Robotics is an umbrella term that covers a wide array of technologies and, based off of the survey, it’s serving as a revelation within the financial services industry. Robots vary in what form they come in, ranging from physical devices like client service robots in retail scenarios to software bots that take up the controls of business applications. Software bots are an aspect of the expanding domain of RPA (Robotic Process Automation)


 Risk quotient

Implementation of robotics consists of an array of divergent risks, which can include badly designed automation that can improve errors during the process. Additionally, substituting human staff members can put a hamper on employee morale. Lower the morale, the more the employees are likely to relinquish duties to an automated process, which is usually, more efficient than them. It can also give rise to divides in roles and culpability as enterprise transition to automated frameworks.

Survey respondents from enterprises that are waiting to pull the trigger on robotics deployment made citations to an array of barriers, which included expenses and the non-establishment of robust cases for how the technology can prove to be beneficial.

  • 45% the executives surveyed specified that their enterprises are considering new applications for robotics



Blockchain (which operates on Distributed Ledger Technology, or DLT) is revolutionizing the emergent tech that financial enterprises opine could considerably influence the paradigm in which business is currently being done in. Several financial enterprises are harnessing the power and capabilities of DLT to develop an array of unique platforms – like payments and trade finance, and are starting to initiate engagement with cryptocurrencies that have experienced penetration and adoption.

  • 35% of survey respondents stated they were “very” or “really” educated about the blockchain.
  • 40% signified that blockchain implementations at their particular enterprises will be really critical or vital in half-a-decade
  • 13% specified that the blockchain implementation will be really critical or vital over the course of the next one year.
  • 23% of survey respondents acquainted with the blockchain stated that their enterprises have initiated or are developing pilot programs harnessing blockchain-based apps.

Risk quotient

There are a broad array of risks to ponder about when assessing blockchain for deployment. The following are two of the most typical risks connected to distributed ledger technology:

  • Value transfer risks: The peer-to-peer framework introduces participants to risks that would, in other instances, be handled by a centralized intermediary.
  • Smart contract risks: Smart contracts can possibly encode advanced business, financial, and legal arrangements on the distributed ledger. Alignment of these with the several permutations, exceptions, and constraints that prevail in practical terms is a huge challenge.
  • 43% of survey respondents specified that their businesses are working on or are presently initiating/have initiated blockchain pilot programs or commercial applications.

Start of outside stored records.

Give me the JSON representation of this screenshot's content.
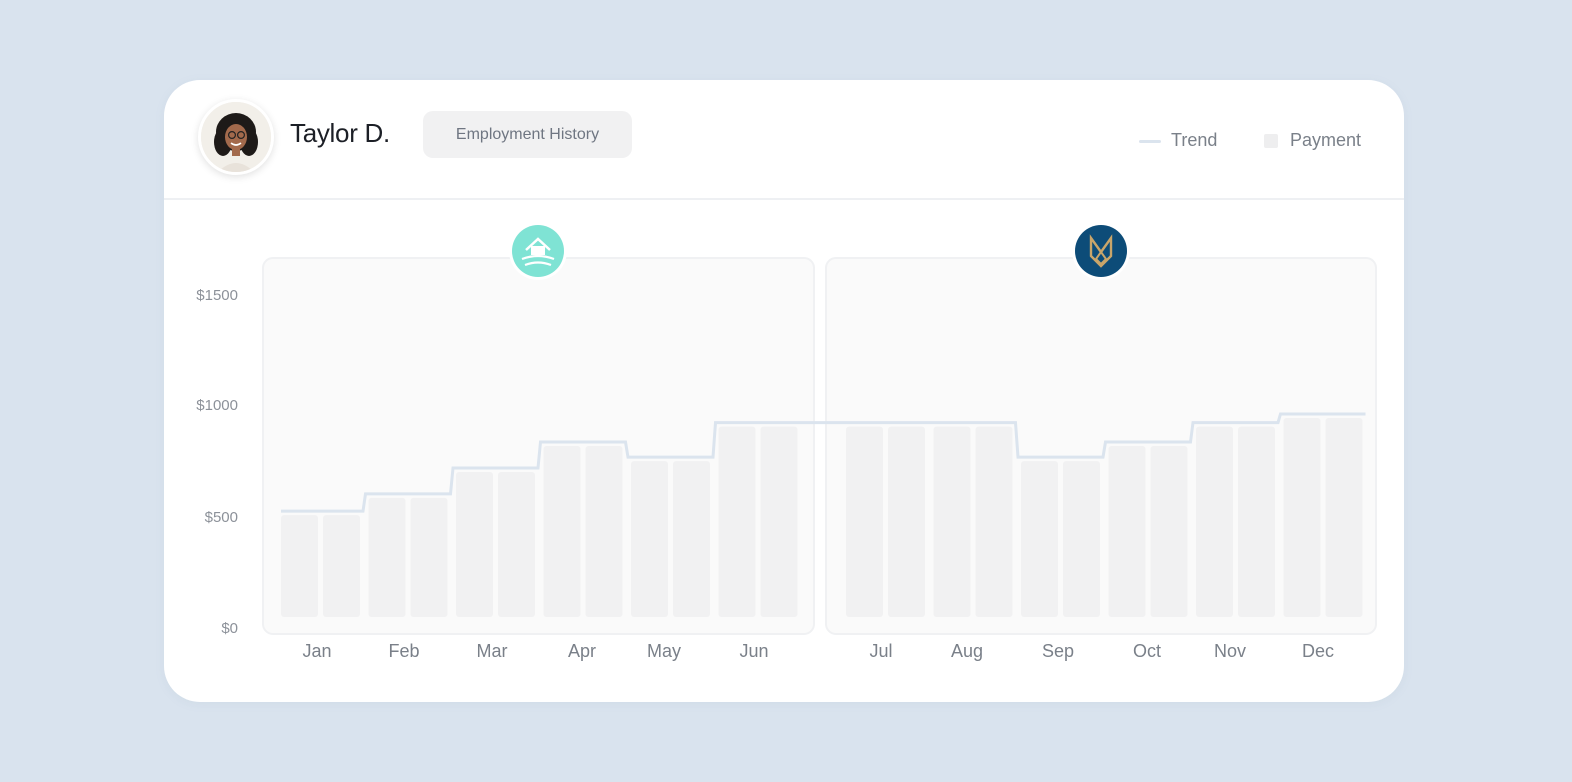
{
  "profile": {
    "name": "Taylor D.",
    "tag_label": "Employment History"
  },
  "legend": {
    "trend_label": "Trend",
    "payment_label": "Payment"
  },
  "colors": {
    "background": "#d9e3ee",
    "panel": "#fafafa",
    "bar": "#f1f1f2",
    "trend": "#dbe4ee",
    "employer_1": "#7fe3d4",
    "employer_2": "#0d4c78"
  },
  "employers": [
    {
      "icon": "house-waves-icon",
      "from_month": "Jan",
      "to_month": "Jun"
    },
    {
      "icon": "fox-emblem-icon",
      "from_month": "Jul",
      "to_month": "Dec"
    }
  ],
  "chart_data": {
    "type": "bar",
    "y_tick_labels": [
      "$0",
      "$500",
      "$1000",
      "$1500"
    ],
    "y_ticks": [
      0,
      500,
      1000,
      1500
    ],
    "ylim": [
      0,
      1680
    ],
    "x_tick_labels": [
      "Jan",
      "Feb",
      "Mar",
      "Apr",
      "May",
      "Jun",
      "Jul",
      "Aug",
      "Sep",
      "Oct",
      "Nov",
      "Dec"
    ],
    "bars_per_month": 2,
    "series": [
      {
        "name": "Payment",
        "type": "bar",
        "values": [
          490,
          490,
          570,
          570,
          690,
          690,
          810,
          810,
          740,
          740,
          900,
          900,
          900,
          900,
          900,
          900,
          740,
          740,
          810,
          810,
          900,
          900,
          940,
          940
        ]
      },
      {
        "name": "Trend",
        "type": "step",
        "values": [
          490,
          490,
          570,
          570,
          690,
          690,
          810,
          810,
          740,
          740,
          900,
          900,
          900,
          900,
          900,
          900,
          740,
          740,
          810,
          810,
          900,
          900,
          940,
          940
        ]
      }
    ],
    "grid": false,
    "legend": "top-right"
  }
}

Leveraging innovative emergent technologies

Based on the results of the survey, financial services enterprises have jumped on disruptive emergent technologies, and several firms are moving with a pressing sense of urgency and eagerness. One of the survey respondent’s detailed it as the imperative to “move quicker than the human”

However, unknowns are the rules within nascent and emergent technologies. Firms encounter a broad array of risks in the determination of which technology to obtain and how to deploy it. Within those risks, executives were eager to list hurdles and complications in integrations, resource limitations, and the influence of existing processes when compelled to consider the hurdles that are inherent to adoption in its current state.

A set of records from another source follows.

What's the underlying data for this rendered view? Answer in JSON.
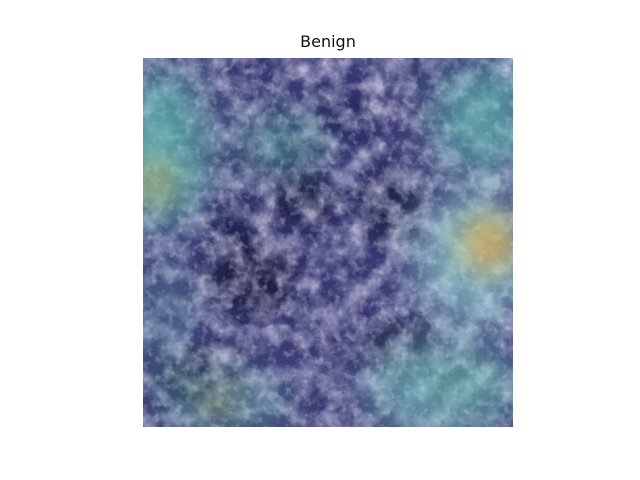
{
  "figure": {
    "title": "Benign"
  },
  "image": {
    "description_icon": "histology-heatmap-image",
    "palette": {
      "base": "#2a2b5a",
      "lavender": "#b7b4e8",
      "dark_navy": "#14163a",
      "teal": "#5fb8b0",
      "cyan": "#9ee4e0",
      "yellow": "#c9b660",
      "orange": "#c88a50"
    }
  }
}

This part went into detail on some of the statistics and numbers regarding emergent technologies that are driving the financial and banking industries in new, and innovative ways, paving the way for a paradigm shift. The third part of this blog series will look at innovative use cases of these emergent technologies within the banking and financial industries, and will contain a recap/summarization section on the prior two parts of the blog.